In particolare, i Carabinieri dello speciale reparto a Tutela dell’Ambiente, nel corso del controllo all’azienda agrozootecnica hanno accertato che l’attività di allevamento dei capi bovini avveniva in strutture costituite da paddock coperti e scoperti nonché in adiacenti aree recintate in terreno battuto. I recinti per gli animali sono risultati essere privi di idonei sistemi di raccolta e regimentazione degli effluenti zootecnici, quali feci animali, urine e letame e si disperdevano sul suolo, formando evidenti ristagni che scorrevano sul terreno vicino e si disperdevano sul suolo.

Inoltre, il legale rappresentante dell’azienda, al momento del sopralluogo, è risultato sprovvisto della prescritta comunicazione per l’utilizzazione agronomica degli effluenti di allevamento. Nella circostanza è stato anche richiesto l’intervento del personale dell’Asl di Vallo della Lucania, unità operativa di Veterinaria, che è subito intervenuto compilando un verbale di ispezione dei luoghi e prescrizioni.

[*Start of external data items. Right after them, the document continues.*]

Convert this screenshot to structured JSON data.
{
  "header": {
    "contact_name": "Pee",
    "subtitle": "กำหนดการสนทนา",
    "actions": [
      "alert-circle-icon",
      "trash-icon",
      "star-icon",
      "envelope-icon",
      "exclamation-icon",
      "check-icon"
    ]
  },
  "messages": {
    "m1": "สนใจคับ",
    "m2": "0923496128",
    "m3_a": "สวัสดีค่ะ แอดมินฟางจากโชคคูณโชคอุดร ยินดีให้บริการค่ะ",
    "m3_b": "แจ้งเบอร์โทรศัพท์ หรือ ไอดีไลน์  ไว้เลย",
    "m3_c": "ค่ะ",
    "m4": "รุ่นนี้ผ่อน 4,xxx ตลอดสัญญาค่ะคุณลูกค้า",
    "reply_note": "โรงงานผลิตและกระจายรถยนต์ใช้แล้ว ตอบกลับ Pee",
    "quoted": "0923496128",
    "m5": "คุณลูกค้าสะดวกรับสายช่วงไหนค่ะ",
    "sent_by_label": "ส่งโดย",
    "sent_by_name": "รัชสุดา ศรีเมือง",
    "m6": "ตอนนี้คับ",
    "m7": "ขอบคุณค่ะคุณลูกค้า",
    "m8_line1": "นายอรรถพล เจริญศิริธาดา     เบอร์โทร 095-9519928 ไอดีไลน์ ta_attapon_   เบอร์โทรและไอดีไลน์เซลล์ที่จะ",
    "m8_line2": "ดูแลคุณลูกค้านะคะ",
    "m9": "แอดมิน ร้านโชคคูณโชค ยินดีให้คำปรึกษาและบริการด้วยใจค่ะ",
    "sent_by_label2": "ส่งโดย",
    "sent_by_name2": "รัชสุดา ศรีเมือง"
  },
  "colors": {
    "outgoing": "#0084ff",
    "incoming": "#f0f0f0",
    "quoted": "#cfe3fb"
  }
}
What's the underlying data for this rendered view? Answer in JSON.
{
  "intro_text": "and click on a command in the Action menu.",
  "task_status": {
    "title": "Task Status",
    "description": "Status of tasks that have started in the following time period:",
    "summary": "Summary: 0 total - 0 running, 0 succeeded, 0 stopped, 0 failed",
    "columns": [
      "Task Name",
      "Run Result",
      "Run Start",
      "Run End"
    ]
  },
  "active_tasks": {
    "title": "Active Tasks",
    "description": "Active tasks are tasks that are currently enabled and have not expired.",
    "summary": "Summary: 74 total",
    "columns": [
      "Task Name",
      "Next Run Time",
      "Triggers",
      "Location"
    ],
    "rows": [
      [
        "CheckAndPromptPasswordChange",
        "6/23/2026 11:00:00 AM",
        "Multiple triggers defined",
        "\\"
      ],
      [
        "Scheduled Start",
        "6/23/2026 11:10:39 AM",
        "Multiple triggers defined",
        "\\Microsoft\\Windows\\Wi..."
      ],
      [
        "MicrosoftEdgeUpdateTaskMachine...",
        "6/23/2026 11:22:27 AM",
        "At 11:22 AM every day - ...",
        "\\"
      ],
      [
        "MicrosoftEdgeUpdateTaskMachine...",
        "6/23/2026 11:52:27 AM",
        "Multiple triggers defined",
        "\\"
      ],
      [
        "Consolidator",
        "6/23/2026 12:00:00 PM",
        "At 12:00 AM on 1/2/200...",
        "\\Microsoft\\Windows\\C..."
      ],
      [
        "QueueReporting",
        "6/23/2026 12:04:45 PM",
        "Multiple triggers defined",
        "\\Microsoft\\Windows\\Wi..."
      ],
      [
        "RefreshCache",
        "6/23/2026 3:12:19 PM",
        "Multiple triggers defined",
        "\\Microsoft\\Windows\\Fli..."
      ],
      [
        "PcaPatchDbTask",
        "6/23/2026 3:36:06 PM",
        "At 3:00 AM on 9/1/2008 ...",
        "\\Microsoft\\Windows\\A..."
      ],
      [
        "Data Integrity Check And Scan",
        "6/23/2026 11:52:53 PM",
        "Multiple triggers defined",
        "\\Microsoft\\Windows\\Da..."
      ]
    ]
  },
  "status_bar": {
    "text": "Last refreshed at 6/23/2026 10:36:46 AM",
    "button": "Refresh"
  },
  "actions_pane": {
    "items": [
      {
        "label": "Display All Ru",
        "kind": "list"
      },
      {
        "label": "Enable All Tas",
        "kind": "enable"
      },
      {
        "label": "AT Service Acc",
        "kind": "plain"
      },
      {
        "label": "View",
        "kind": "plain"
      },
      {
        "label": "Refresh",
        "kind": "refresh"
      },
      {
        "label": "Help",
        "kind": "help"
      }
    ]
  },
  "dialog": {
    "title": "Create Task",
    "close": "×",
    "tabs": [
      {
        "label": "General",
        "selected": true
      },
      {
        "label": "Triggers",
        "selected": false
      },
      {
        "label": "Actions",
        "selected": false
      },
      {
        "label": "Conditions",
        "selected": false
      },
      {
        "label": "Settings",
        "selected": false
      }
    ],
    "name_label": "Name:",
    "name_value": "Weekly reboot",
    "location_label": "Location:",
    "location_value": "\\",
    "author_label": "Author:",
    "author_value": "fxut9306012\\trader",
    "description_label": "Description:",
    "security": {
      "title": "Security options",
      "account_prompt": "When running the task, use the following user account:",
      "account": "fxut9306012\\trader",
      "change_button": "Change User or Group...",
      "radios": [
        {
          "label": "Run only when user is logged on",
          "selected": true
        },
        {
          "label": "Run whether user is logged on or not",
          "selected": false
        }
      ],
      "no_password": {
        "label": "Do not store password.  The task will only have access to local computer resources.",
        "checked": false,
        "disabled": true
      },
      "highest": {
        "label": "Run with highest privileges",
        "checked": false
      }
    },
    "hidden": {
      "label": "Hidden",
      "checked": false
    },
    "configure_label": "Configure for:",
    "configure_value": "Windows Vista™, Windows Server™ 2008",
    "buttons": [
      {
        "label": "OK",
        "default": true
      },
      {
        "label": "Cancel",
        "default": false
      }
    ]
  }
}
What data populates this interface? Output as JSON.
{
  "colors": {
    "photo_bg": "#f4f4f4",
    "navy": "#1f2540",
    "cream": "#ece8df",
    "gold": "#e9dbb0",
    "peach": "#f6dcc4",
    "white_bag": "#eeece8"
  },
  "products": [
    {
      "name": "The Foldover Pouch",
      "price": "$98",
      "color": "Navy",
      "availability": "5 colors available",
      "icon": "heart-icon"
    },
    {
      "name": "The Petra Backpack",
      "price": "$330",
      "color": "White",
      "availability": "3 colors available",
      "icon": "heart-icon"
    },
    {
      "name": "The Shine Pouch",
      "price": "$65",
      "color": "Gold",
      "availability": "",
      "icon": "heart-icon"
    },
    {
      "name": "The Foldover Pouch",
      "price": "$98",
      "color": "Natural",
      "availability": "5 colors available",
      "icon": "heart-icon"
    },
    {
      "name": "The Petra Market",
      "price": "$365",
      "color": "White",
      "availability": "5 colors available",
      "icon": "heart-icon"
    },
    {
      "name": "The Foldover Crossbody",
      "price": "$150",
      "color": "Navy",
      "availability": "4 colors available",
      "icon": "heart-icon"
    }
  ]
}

Alla luce delle responsabilità penali, in particolare per avere illecitamente abbandonato o comunque depositato in modo incontrollato sul suolo rifiuti speciali costituiti da effluenti di allevamento come feci animali, urine e letame, il legale rappresentante dell’azienda è stato denunciato ai magistrati della sezione reati ambientali della Procura della Repubblica del Tribunale di Vallo della Lucania, guidata dal Procuratore Capo Giancarlo Grippo.